Why a design system?
In mid-2017, I was a senior UX designer working on Vets.gov (now VA.gov) with the Digital Service at VA (DSVA). The team had an efficient workflow: daily releases to production, a distributed and collaborative development team, and a robust research and design team. What it didn't have was a single source of truth for any of the UI. This caused divergence that made Vets.gov more difficult to iterate on and maintain.
Get buy-in
Two engineers and I did a quick, functional sketch of a design system using Fractal, which we used to get buy-in from our leadership at DSVA. We already had a rough UI audit and knew where some of the problem areas were, so we could present a clear advantage to investing resources in a design system. On our team lead's encouragement, I presented the Fractal instance and a draft project plan to DSVA's lead, who gave us the resources we needed to move forward with a design system: Formation.
Get in Formation
A Fractal instance is all well and good, but if the goal was to speed up going from Sketch to production code, we needed integration with Vets.gov's codebase.
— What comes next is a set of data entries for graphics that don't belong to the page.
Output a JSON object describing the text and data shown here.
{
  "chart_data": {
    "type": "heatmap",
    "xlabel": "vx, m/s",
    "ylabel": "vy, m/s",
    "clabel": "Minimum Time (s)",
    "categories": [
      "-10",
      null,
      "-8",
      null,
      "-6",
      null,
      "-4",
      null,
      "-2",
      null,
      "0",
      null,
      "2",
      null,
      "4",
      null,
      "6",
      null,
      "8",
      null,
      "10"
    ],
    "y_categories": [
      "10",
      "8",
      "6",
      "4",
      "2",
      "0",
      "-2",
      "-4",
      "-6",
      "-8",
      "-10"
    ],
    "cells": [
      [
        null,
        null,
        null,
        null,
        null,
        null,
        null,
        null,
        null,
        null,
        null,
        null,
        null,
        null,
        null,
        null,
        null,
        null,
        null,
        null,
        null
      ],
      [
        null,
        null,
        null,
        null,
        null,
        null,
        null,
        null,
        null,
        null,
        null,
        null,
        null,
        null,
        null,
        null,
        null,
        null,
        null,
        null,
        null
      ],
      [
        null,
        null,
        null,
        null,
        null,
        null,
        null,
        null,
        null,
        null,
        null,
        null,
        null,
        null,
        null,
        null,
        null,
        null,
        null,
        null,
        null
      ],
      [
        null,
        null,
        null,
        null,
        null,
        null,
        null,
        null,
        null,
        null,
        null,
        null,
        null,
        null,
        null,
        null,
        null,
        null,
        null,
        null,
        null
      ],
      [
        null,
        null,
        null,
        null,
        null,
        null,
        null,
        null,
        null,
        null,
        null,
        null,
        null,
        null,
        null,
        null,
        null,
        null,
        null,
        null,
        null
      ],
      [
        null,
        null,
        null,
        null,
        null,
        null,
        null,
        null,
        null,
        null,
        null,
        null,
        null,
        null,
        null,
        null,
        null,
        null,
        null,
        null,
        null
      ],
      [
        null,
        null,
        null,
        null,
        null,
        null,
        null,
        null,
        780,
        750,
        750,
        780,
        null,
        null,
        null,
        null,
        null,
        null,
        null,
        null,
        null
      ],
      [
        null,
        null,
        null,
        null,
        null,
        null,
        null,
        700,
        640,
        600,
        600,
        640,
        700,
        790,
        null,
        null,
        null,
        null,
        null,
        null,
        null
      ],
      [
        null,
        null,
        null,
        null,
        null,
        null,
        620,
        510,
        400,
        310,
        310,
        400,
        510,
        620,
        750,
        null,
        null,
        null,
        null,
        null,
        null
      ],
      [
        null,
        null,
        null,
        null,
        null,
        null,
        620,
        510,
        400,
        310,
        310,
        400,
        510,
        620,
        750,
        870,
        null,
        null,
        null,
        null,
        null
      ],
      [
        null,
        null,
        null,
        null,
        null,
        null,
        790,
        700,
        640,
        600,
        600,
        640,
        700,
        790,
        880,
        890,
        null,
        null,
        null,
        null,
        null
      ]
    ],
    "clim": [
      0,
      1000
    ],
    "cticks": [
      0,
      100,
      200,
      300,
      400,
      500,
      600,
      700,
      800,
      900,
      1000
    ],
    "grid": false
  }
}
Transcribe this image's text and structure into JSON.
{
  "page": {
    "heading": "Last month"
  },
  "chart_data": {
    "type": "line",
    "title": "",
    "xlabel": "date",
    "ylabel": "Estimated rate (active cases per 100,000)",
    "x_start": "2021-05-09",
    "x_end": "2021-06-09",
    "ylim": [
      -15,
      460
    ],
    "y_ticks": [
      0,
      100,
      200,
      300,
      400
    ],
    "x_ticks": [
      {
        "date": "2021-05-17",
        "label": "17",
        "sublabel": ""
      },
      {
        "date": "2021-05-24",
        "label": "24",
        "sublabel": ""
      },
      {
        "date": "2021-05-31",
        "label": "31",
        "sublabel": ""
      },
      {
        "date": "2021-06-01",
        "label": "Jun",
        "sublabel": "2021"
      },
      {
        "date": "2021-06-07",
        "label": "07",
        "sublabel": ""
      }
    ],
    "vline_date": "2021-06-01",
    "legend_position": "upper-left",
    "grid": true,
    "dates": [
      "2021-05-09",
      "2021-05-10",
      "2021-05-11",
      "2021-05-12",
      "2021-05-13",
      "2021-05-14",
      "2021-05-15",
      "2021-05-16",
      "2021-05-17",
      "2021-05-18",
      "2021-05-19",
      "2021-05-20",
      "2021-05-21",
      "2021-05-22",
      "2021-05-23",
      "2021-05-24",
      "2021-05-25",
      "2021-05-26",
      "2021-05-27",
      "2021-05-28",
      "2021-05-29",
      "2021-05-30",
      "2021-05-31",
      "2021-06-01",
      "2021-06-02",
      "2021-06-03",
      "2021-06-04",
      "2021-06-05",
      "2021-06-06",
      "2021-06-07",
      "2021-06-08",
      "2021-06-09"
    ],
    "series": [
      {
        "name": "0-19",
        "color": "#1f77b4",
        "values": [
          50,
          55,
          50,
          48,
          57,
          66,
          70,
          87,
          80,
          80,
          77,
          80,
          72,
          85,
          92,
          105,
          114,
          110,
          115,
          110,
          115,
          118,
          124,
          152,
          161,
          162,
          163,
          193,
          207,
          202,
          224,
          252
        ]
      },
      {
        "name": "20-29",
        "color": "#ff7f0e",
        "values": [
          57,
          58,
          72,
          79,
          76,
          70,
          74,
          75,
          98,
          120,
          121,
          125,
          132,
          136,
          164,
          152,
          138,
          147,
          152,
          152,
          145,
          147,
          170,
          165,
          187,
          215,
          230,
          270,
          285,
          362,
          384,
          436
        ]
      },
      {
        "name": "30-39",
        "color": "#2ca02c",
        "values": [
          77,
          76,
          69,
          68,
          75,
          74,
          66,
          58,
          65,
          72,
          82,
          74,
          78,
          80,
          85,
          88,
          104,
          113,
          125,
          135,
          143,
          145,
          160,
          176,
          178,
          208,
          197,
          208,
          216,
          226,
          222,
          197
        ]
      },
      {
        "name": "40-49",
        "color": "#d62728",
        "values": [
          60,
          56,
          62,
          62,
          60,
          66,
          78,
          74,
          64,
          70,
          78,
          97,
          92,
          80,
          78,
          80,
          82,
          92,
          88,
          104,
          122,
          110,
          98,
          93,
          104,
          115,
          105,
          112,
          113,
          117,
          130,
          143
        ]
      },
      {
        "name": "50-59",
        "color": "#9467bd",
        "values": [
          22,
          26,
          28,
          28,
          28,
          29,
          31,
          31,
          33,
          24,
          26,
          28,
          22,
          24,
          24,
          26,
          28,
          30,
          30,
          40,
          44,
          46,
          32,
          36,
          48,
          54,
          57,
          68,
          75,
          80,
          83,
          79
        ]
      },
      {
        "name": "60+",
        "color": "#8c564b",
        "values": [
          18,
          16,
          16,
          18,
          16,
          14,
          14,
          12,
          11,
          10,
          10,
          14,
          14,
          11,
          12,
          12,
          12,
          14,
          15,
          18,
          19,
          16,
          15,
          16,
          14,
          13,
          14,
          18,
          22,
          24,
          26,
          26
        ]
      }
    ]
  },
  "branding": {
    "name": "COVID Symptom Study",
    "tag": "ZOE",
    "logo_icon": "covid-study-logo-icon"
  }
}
Still working within our scrappy team of 3, the two software engineers focused on building that integration using NPM and our existing pipeline, while I focused on documenting and in some cases building the components inside Fractal. (I'm still one of the lead Github contributors, even though I haven't been able to work on the project since 2019.) Formation was used as the foundation for integrating Vets.gov to VA.gov, and lives on as the basis for the VA's design system.